Published on 23 April 2021

Stars are born as if launched in a rotational movement that will progressively slow down during their life, under the effect of magnetic winds.  This braking allows us to assign an age to stars from the measurement of their rotational speed (from the displacement of their dark spots).

A 2016 study with strong participation from Irfu provided the first evidence that stars at a similar stage to the Sun rotate faster than predicted by the "magnetic braking" theory, the "gyrochronology" method only proving robust for stars younger than the Sun.  The stars whose spots are low contrast or non-existent (for the oldest), remained difficult to study.

To circumvent these difficulties, methods using the most modern techniques of Artificial Intelligence were developed and provided a complete vision of the rotation of the young stars observed by Kepler.

For older stars, scientists had to use asteroseismology to calculate the rotation of the star.

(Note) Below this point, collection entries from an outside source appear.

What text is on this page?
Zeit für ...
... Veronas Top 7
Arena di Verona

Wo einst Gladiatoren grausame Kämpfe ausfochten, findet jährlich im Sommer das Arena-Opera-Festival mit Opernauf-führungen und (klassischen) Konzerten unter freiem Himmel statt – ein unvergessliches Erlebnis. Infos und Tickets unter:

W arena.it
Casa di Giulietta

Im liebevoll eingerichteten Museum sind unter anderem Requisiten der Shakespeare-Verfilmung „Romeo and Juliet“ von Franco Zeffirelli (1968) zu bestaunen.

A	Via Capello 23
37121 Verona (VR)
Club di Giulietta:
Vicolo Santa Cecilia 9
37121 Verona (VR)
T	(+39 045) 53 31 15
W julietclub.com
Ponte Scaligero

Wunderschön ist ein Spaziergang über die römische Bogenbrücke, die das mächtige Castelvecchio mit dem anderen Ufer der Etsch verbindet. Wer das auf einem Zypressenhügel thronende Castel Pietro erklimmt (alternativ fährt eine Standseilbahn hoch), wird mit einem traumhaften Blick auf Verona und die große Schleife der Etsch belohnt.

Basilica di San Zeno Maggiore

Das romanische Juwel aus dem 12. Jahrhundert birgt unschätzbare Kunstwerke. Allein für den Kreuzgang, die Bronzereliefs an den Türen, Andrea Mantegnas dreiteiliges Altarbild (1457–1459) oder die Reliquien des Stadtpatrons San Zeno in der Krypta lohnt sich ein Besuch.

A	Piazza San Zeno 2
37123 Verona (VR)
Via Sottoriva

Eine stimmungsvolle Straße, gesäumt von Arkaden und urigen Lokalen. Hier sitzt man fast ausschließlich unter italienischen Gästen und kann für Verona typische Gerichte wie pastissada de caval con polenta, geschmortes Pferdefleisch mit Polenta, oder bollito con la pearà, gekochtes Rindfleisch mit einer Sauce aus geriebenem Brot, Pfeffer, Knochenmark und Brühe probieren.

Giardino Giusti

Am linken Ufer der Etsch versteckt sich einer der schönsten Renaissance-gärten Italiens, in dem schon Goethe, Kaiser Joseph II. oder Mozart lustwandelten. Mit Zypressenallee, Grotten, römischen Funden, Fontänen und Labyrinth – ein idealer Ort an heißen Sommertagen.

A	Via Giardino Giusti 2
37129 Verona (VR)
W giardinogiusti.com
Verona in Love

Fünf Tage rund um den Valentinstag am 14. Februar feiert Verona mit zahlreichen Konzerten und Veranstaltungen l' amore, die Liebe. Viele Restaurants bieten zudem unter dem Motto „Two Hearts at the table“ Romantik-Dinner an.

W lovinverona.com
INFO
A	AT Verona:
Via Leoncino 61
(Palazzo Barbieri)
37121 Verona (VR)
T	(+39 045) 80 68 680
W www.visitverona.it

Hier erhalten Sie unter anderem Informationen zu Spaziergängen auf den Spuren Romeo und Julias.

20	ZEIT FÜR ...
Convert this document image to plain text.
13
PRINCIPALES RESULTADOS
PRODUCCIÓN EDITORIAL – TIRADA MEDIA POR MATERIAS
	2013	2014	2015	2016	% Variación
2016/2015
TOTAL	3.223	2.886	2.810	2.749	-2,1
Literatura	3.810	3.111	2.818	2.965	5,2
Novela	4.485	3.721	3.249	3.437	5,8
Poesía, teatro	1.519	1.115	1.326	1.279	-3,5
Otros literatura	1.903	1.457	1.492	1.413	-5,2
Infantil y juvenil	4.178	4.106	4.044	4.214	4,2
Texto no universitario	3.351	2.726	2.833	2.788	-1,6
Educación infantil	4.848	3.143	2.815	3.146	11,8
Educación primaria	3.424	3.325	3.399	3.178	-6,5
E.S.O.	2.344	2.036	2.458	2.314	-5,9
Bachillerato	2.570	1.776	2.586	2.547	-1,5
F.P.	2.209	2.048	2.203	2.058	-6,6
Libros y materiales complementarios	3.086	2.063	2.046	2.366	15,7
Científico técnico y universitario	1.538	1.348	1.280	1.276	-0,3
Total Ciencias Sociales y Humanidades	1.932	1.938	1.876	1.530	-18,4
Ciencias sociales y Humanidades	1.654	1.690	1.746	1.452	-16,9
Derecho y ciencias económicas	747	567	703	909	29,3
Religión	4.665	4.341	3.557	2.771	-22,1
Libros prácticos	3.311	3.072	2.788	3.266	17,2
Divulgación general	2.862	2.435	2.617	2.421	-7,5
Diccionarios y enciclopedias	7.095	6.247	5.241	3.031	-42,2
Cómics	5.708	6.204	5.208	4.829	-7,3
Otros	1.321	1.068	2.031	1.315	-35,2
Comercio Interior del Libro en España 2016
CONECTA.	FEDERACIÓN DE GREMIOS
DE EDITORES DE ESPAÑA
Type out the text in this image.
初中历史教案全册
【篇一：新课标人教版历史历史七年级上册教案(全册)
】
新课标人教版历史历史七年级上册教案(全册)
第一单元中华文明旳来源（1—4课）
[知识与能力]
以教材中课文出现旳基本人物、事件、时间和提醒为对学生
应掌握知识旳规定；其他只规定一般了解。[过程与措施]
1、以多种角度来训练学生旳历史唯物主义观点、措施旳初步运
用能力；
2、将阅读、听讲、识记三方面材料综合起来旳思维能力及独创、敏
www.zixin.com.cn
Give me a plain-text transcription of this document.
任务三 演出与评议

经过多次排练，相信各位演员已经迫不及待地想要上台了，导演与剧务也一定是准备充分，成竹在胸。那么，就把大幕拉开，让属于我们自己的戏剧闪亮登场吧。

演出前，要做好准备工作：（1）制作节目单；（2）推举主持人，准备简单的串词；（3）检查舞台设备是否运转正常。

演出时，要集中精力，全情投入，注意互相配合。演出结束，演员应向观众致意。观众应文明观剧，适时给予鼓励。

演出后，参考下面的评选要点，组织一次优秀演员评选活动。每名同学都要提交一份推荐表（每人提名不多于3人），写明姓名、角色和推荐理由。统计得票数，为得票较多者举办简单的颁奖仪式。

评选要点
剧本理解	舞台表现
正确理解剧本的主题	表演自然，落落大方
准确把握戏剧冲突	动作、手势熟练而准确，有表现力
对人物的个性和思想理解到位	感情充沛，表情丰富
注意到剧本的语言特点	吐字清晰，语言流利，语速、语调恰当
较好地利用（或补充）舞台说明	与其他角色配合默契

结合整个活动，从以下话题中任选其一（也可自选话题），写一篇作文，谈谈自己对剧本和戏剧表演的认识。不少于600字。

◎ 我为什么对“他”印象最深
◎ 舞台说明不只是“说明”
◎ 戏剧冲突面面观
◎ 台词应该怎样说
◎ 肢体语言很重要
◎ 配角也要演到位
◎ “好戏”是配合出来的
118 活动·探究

The spectral analysis of the oscillations caused by sound waves trapped in the star made it possible to find the rotation speed of the star, whether it is young or old.

The asteroseismological model proves to be more coherent and accurate than the magnetic braking model.  The researchers confirm that stars of the age of the Sun and beyond do not brake their rotational motion as efficiently as magnetic braking theory predicts.

Understanding the complex interplay between the wind, magnetic field and rotation of stars is a cornerstone of understanding stellar dynamics and evolution. To achieve this, Irfu scientists are now preparing the ESA space mission Plato (PLAnetary Transits and Oscillations of stars) by combining, as always, observations, theoretical models and numerical simulations.